テレンス・マリック監督『ツリー・オブ・ライフ』を観た。ブラッド・ピット、ショーン・ペン出演も話題の、昨年のカンヌ、パルム・ドール受賞作。
映画はモノローグでのヨブ記の一説から始まる。宇宙誕生の瞬間から現在に至る壮大なる歴史、進化論と神の創造を衝突させ、同時にそれらは融け合い、テキサスに住む50年代の一家族の肖像に集約させる。

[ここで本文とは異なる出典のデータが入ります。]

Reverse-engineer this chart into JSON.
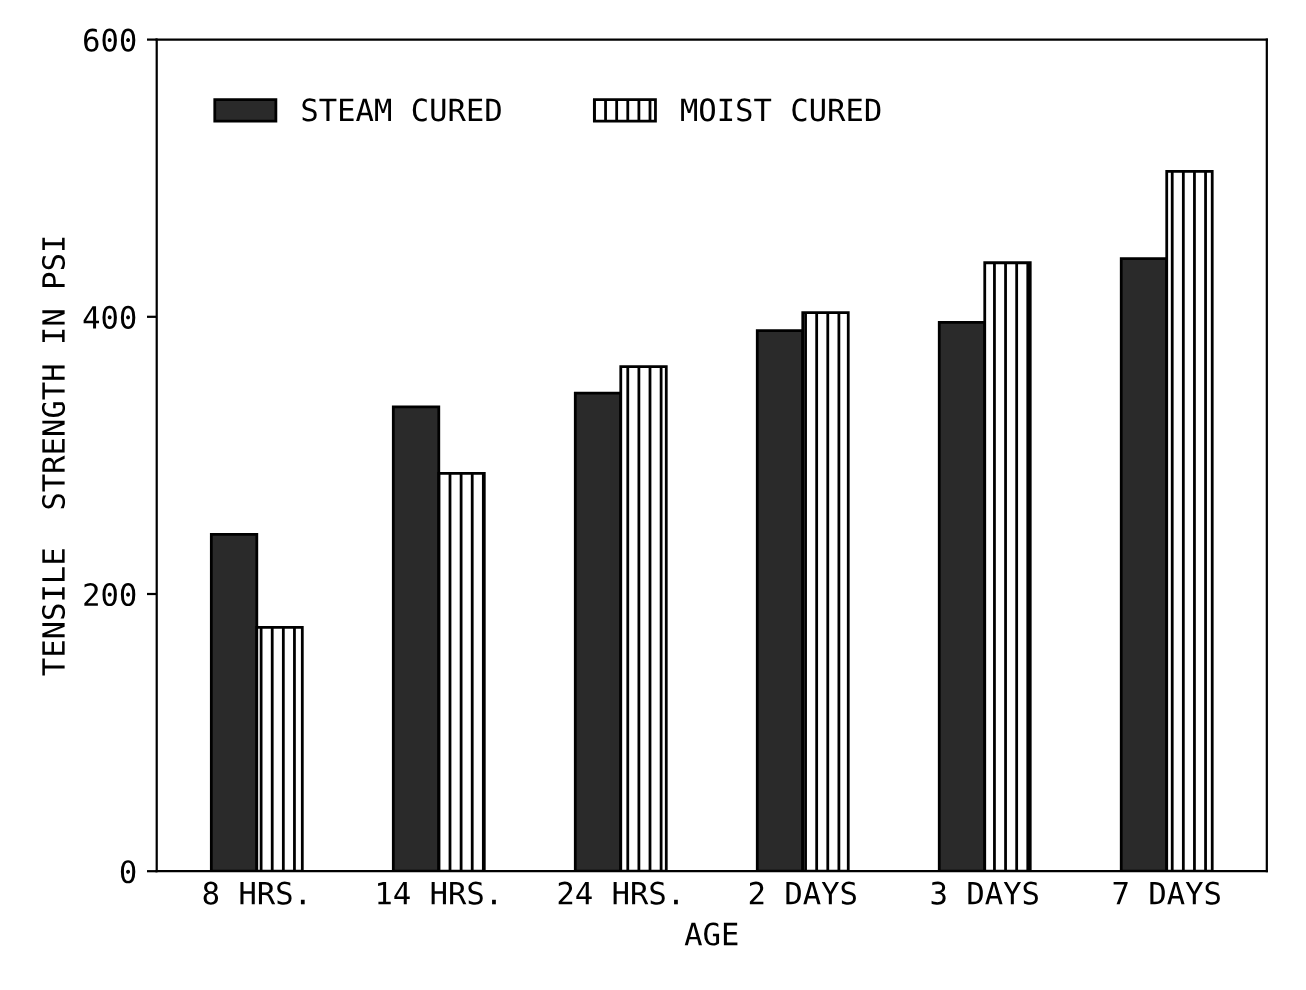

創造主としての「父」、家族にある「父」。ヨブが問いかける。そして、「母」も、「子」もまた問いかける。神に、夫に、父に。
めまぐるしく移り変わるカット割り、その一つ一つがとにかく息を呑むほどに美しい。この美しい世界を創られたのは誰なのか、その中で生き、苦しみ、悩み、愛し合う人間とは何なのか。
人間は神を赦すのか。神は人間を癒すのか。愛しながらも、痛み、苦しみ、生きる人間に、この作品は問いかける。人間が神に問いかけるように。「母」や「子」が、「父」に問いかけるように。
あらゆるものが激しく衝突するミクロな体内から、壮大な宇宙とその歴史までを見事な映像美で見せながら、浮かび上がるのは聖書の言葉。

すべてを愛しなさい。
すべてを赦しなさい。

このシンプルな言葉に内包される、とてつもない深さと重みに耐えられるか。
あらゆるものたちが激しく衝突し合う歴史の上で、この世界で、「人間」として「生きる」ということはそういうことなのだ。